Namun, mendadak ada sebuah ide yang muncul dari otaknya sementara lampu panggung telah mati total, kecuali lampu yang masih menyoroti bangku penonton. Dia menarik bahu Afin untuk membisikkan sesuatu ke telinganya. "Nanti pas lampunya nyala, lo cium di sudut bibir gue aja, ya."

Afin balas berbisik ke telinga Freya. "Lo kira Zenya nggak bakal tau? Dia udah siapin ini buat nyerang kita."

Selagi Afin dan Freya berbisik, meski hanya dari siluet mereka, Winnie bisa merasakan kemesraan itu. Hal tersebut lagi-lagi membuatnya merasakan denyut kecemburuan.

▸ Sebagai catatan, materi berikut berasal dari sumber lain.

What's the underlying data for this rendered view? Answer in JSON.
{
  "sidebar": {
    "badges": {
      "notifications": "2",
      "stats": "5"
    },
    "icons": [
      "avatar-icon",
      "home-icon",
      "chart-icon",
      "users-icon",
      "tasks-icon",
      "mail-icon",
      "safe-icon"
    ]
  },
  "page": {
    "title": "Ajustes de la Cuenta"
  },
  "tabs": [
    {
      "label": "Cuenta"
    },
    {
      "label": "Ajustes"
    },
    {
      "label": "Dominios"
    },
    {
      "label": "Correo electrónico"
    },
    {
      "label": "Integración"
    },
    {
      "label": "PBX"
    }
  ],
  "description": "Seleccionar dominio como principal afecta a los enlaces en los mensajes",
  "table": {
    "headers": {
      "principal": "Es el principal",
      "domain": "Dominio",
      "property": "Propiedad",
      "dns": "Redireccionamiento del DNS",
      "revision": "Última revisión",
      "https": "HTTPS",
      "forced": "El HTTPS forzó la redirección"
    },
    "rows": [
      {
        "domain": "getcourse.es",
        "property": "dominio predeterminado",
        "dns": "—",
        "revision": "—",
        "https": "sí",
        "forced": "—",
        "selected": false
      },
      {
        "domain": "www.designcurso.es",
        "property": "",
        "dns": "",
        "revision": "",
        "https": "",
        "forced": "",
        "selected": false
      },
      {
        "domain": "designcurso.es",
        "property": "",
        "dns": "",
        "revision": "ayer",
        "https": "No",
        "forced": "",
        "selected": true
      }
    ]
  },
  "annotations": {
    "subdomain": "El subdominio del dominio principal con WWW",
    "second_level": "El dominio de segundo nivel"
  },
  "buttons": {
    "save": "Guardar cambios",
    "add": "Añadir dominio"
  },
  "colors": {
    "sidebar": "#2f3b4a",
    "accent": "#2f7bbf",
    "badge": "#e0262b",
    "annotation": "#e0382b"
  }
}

"Cowok yang sekarang harus lo perhatikan itu adalah gue, Win," tegur Alvaro. Ada kilat kekecewaan dalam mata Alvaro meski cahaya sedang redup. "Apa gue masih belum cukup mempertahankan lo di sisi gue?"

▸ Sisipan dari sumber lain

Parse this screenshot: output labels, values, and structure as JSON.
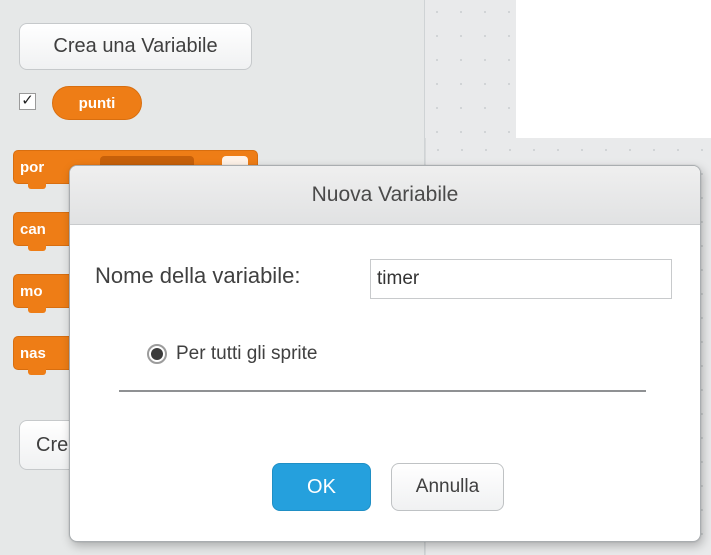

Winnie menggeleng. "Maafin gue, ya. Gue masih aja nyakitin, padahal lo udah sebaik ini ke gue. Buat semua kebaikan lo selama ini, gue cuma bisa bilang minta maaf dan terima kasih aja."

"Gue cuma butuh satu kalimat dari lo," ujar Alvaro, lantas mendekatkan wajah ke telinga Winnie. "Kalo lo bersedia bilang suka sama gue, bagi gue udah lebih dari cukup."

"Oke. Gue suka sama lo," bisik Winnie, gantian mendekatkan wajahnya ke telinga Alvaro.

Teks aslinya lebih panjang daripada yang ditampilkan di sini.